On 5/22/2026 12:35 AM, Steven Rostedt wrote:
> From: Steven Rostedt <[email protected]>
> 
> Add system calls to register and unregister sframes that can be used by
> dynamic linkers to tell the kernel where the sframe section is in memory
> for libraries it loads.

Why two separate system calls?  Can't that be one single stacktracectl?
Could they at least be non-sframe specific, e.g. stracktrace_register
and stracktrace_unregister, so that if one would implement e.g. unwind
user dwarf/eh_frame in the future one could pass ehframe_start and
ehframe_end in addition to sframe_start and sframe_end?

> 
> Both system calls take a pointer to a new structure:
> 
>   struct sframe_setup {
>       unsigned long           sframe_start;
>       unsigned long           sframe_size;
>       unsigned long           text_start;
>       unsigned long           text_size;
>   };
> 
> and a size of the passed in structure. If the system call needs to be
> extended, then the structure could be changed and the size of that
> structure will tell the kernel that it is the new version. If the kernel
> does not recognize the structure size, it will return -EINVAL.
> 
>   sframe_start - The virtual address of the sframe section
>   sframe_size  - The length of the sframe section
>   text_start   - the text section the sframe represents
>   test_size    - the length of the section
> 
> If other stack tracing functionality is added, it will require a new
> system call.
> 
> The unregister only needs the sframe_start and requires all the rest of
> the fields to be 0. In the future, if more can be done, then user space
> can update the other values and check the return code to see if the kernel
> supports it.
> 
> Signed-off-by: Steven Rostedt <[email protected]>
> ---
> 
> Based on top of Jens patches here:
> 
>   
> https://lore.kernel.org/linux-trace-kernel/[email protected]/
> 
> [ Note, I tested this with the same program from the RFC patch ]
> 
> Changes from RFC: 
> https://patch.msgid.link/[email protected]
> 
> - Remove the ioctl() like system call for a unique system call for each
>   functionality. Right now there's two functionalities:
>    1. register sframe section
>    2. unregister sframe sections
> 
> - Added taking a lock around the mtree logic in __sframe_remove_section()
>   as Sashiko mentioned that there could be races from user space
>   registering and unregistering sframe sections at the same time.
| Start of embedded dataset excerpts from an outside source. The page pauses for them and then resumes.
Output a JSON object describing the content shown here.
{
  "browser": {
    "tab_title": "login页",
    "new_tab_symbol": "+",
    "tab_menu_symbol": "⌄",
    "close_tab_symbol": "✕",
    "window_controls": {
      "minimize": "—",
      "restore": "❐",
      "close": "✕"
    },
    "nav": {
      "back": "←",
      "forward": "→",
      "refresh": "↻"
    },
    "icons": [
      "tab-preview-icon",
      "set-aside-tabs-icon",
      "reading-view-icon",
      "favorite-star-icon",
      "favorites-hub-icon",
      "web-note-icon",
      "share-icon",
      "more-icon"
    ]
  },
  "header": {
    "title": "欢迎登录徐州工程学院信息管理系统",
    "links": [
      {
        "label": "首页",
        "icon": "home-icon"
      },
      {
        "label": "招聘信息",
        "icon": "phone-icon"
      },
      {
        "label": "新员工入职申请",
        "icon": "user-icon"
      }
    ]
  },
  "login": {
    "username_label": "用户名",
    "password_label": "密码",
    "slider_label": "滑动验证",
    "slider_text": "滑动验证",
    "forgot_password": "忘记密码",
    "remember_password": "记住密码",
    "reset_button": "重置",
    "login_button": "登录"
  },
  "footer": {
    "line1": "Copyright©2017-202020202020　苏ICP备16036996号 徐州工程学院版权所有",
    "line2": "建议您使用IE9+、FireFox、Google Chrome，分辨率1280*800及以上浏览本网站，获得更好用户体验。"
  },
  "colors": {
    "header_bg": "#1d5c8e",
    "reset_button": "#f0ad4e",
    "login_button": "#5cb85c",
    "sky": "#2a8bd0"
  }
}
Doesn't sframe_add_section() then also need likewise?

> 
> - Removed [RFC] from subject as I believe this is more likely the way
>   this system call will be done.

> diff --git a/include/linux/syscalls.h b/include/linux/syscalls.h

> @@ -999,6 +999,8 @@ asmlinkage long sys_lsm_get_self_attr(unsigned int attr, 
> struct lsm_ctx __user *
>  asmlinkage long sys_lsm_set_self_attr(unsigned int attr, struct lsm_ctx 
> __user *ctx,
>                                     u32 size, u32 flags);
>  asmlinkage long sys_lsm_list_modules(u64 __user *ids, u32 __user *size, u32 
> flags);
> +asmlinkage long sys_sframe_register(void *data, unsigned int size);
> +asmlinkage long sys_sframe_unregister(void *data, unsigned int size);
>  
>  /*
>   * Architecture-specific system calls


> diff --git a/include/uapi/linux/sframe.h b/include/uapi/linux/sframe.h

> @@ -0,0 +1,12 @@
> +/* SPDX-License-Identifier: GPL-2.0+ WITH Linux-syscall-note */
> +#ifndef _UAPI_LINUX_SFRAME_H
> +#define _UAPI_LINUX_SFRAME_H
> +
> +struct sframe_setup {
> +     unsigned long           sframe_start;
> +     unsigned long           sframe_size;
> +     unsigned long           text_start;
> +     unsigned long           text_size;
> +};
> +
> +#endif /* _UAPI_LINUX_SFRAME_H */

> diff --git a/kernel/unwind/sframe.c b/kernel/unwind/sframe.c

> @@ -842,9 +844,11 @@ static void sframe_free_srcu(struct rcu_head *rcu)
>  static int __sframe_remove_section(struct mm_struct *mm,
>                                  struct sframe_section *sec)
>  {
> -     if (!mtree_erase(&mm->sframe_mt, sec->text_start)) {
> -             dbg_sec("mtree_erase failed: text=%lx\n", sec->text_start);
> -             return -EINVAL;
> +     scoped_guard(mmap_read_lock, mm) {

Why is a read lock sufficient? Doesn't that allow multiple readers?
How does that prevent a concurrent modification of the mm->sframe_mt?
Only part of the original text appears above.